I currently work in Atlanta, providing support for emergency & disaster medicine development in Ethiopia. Living with my wife and three young children reminds me every day how important it is for every human being to have the chance for a happy and rewarding life. I am glad IFA shares my concern for the people of Africa.

Sefanit Fassil

I grew up in Ethiopia and immigrated to the United States of America where I finished my training as a pediatrician at the University of North Carolina. I live with my husband and our three young children in Bowie, Maryland. While working in Annapolis, Maryland, I became a child medical examiner and child advocate for Anne Arundel County, serving abused children.  Being able to share my expertise and extend my compassionate nature and respect for life further by working with the International Fund for Africa pleases me immensely.

Anuj A. Shah, Ph.D

From a very early age, I have been interested in social justice movements and other organized efforts to remedy suffering and injustice against the oppressed, including the suffering of animals. My experience has shown me how desperate is the plight of many of my fellow human beings, so I am glad to have the opportunity to serve as a board member for IFA as it finds new pathways to justice for impoverished people and abused animals.

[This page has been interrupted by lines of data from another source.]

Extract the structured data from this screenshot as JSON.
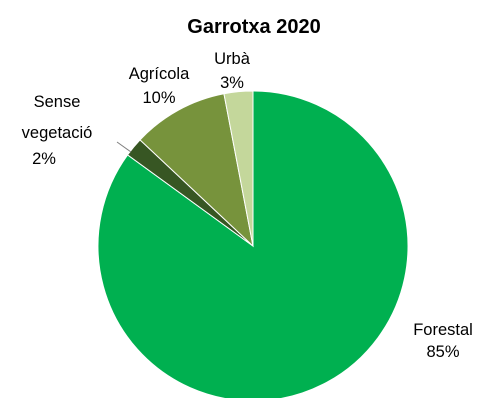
{
  "chart_data": {
    "type": "pie",
    "title": "Garrotxa 2020",
    "slices": [
      {
        "name": "Forestal",
        "percent_label": "85%",
        "value": 85,
        "color": "#00b050"
      },
      {
        "name": "Sense vegetació",
        "percent_label": "2%",
        "value": 2,
        "color": "#375623"
      },
      {
        "name": "Agrícola",
        "percent_label": "10%",
        "value": 10,
        "color": "#77933c"
      },
      {
        "name": "Urbà",
        "percent_label": "3%",
        "value": 3,
        "color": "#c4d79b"
      }
    ],
    "legend": "none",
    "labels": "outside"
  }
}
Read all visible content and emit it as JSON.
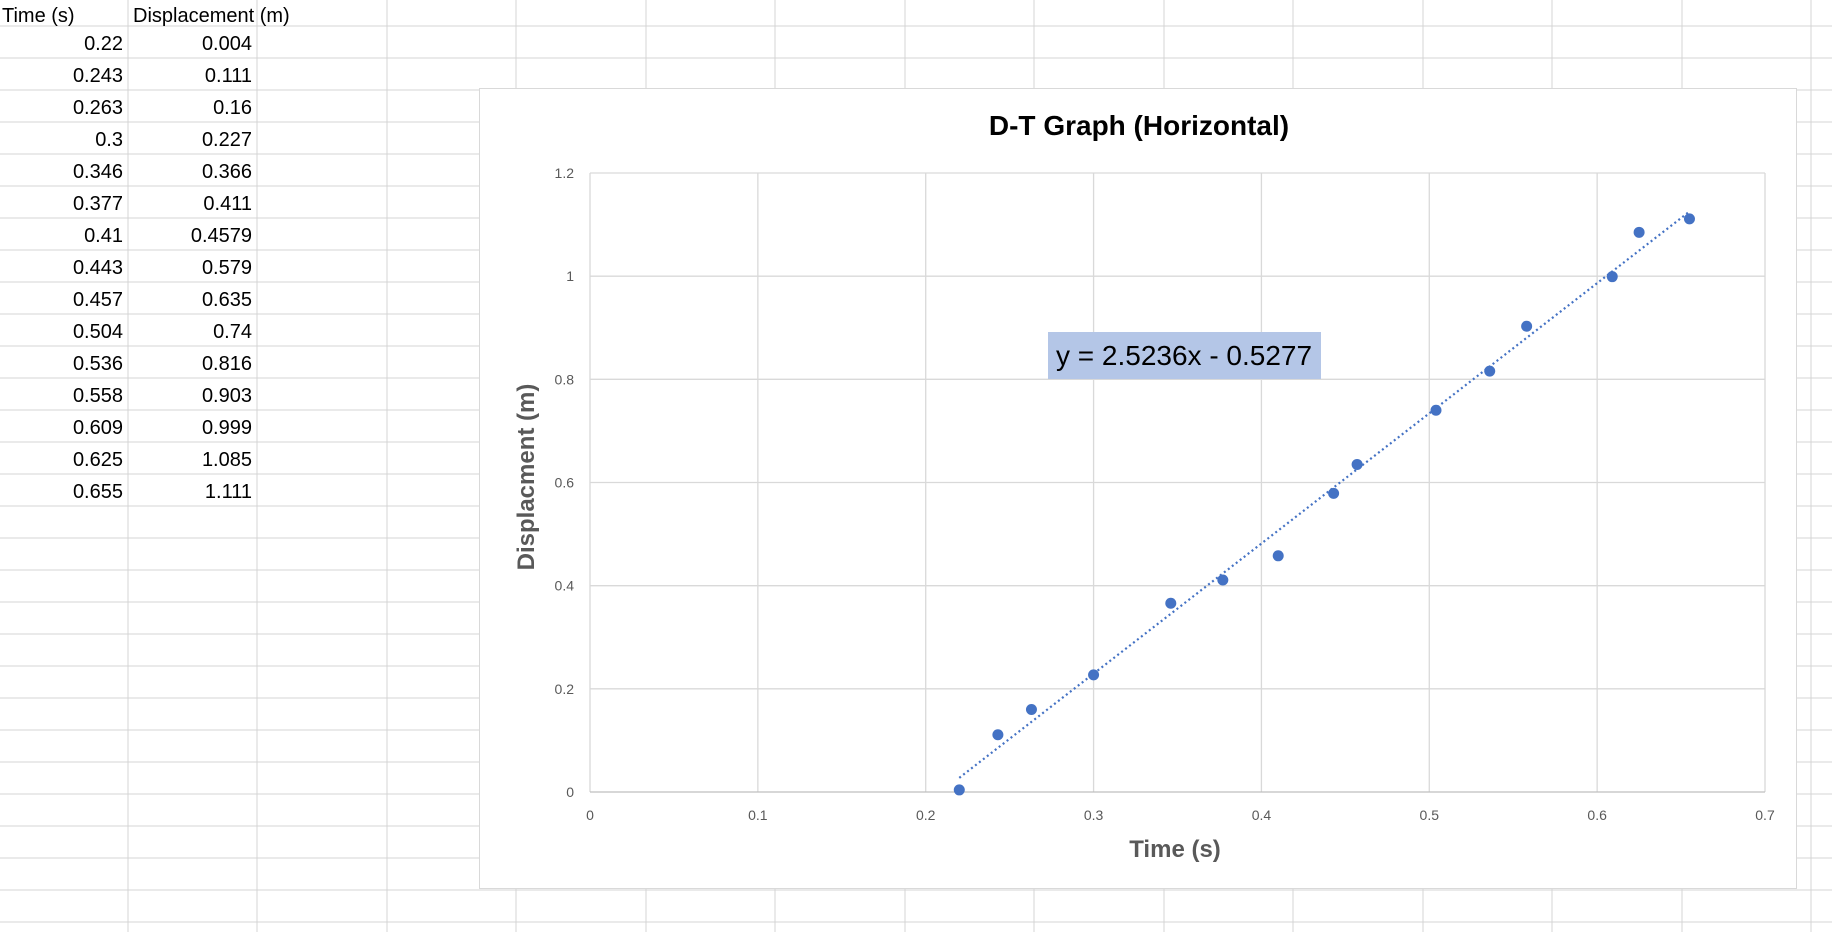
{
  "sheet": {
    "headers": {
      "time": "Time (s)",
      "displacement": "Displacement (m)"
    },
    "rows": [
      [
        "0.22",
        "0.004"
      ],
      [
        "0.243",
        "0.111"
      ],
      [
        "0.263",
        "0.16"
      ],
      [
        "0.3",
        "0.227"
      ],
      [
        "0.346",
        "0.366"
      ],
      [
        "0.377",
        "0.411"
      ],
      [
        "0.41",
        "0.4579"
      ],
      [
        "0.443",
        "0.579"
      ],
      [
        "0.457",
        "0.635"
      ],
      [
        "0.504",
        "0.74"
      ],
      [
        "0.536",
        "0.816"
      ],
      [
        "0.558",
        "0.903"
      ],
      [
        "0.609",
        "0.999"
      ],
      [
        "0.625",
        "1.085"
      ],
      [
        "0.655",
        "1.111"
      ]
    ]
  },
  "chart_data": {
    "type": "scatter",
    "title": "D-T Graph (Horizontal)",
    "xlabel": "Time (s)",
    "ylabel": "Displacment (m)",
    "xlim": [
      0,
      0.7
    ],
    "ylim": [
      0,
      1.2
    ],
    "xticks": [
      "0",
      "0.1",
      "0.2",
      "0.3",
      "0.4",
      "0.5",
      "0.6",
      "0.7"
    ],
    "yticks": [
      "0",
      "0.2",
      "0.4",
      "0.6",
      "0.8",
      "1",
      "1.2"
    ],
    "grid": true,
    "legend": "none",
    "colors": {
      "points": "#4472C4",
      "trendline": "#4472C4",
      "equation_bg": "#B4C6E7"
    },
    "x": [
      0.22,
      0.243,
      0.263,
      0.3,
      0.346,
      0.377,
      0.41,
      0.443,
      0.457,
      0.504,
      0.536,
      0.558,
      0.609,
      0.625,
      0.655
    ],
    "y": [
      0.004,
      0.111,
      0.16,
      0.227,
      0.366,
      0.411,
      0.4579,
      0.579,
      0.635,
      0.74,
      0.816,
      0.903,
      0.999,
      1.085,
      1.111
    ],
    "trendline": {
      "type": "linear",
      "slope": 2.5236,
      "intercept": -0.5277,
      "style": "dotted",
      "equation_label": "y = 2.5236x - 0.5277"
    }
  }
}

Since 2002, I’ve practiced in several areas of law and have taken special interest in civil rights, immigration, and animal law. While in law school, I received the national Warren J. Ferguson Social Justice Essay Prize. I was also a scholar in residence at the international East-West Center in Honolulu, where I completed my doctorate in philosophy with a concentration in comparative philosophy, especially Indian versus Western thought.

Melanie Blake

As an immigrant from South Africa, I have experienced my own hardships in life and know what it is like to lack basic necessities. Therefore I am very much aware that one person or organization can change a person’s life forever. My goal in life is to make a difference and spread compassion around the world for humans and animals alike. Therefore I am currently working on a project that will instill these ideas in young children and make them more aware of the world around them.

Seble Nebiyeloul

Coming from a Third World country, I am sensitive to the plight of poor people. My concern over high child mortality rates and the burden of disease due to preventable causes led me to earn a Bachelor of Arts degree in Allied Health with a minor in psychology and then a Master of Science degree in Healthcare Administration.

I am a true believer that one is never given a dream without also being given the power to make it come true. I am committed to bringing about the change I want to see by using my leadership skills to improve and develop equitable, effective strategies that address complex and interrelated health care issues in Africa. I am dedicated to alleviating the suffering of humans and animals.

Dr. Anteneh Roba

Currently a part-time certified emergency-room physician since 1988.  My first initiation in to the world of compassion and suffering started in 2003 when I returned to my motherland, Ethiopia. There, I saw babies dying of diseases that were treatable and preventable. I saw animals being needlessly tortured, as they are elsewhere. I saw homeless little children sleeping on concrete. When I returned to the United States, I realized what my mission was in life, and the idea of the International Fund for Africa was born, in memory of my mother, Amsale Gessesse who died in 1961.

My extra-professional activities include promoting a vegan diet, working with the Physicians Committee for Responsible Medicine and animal protection.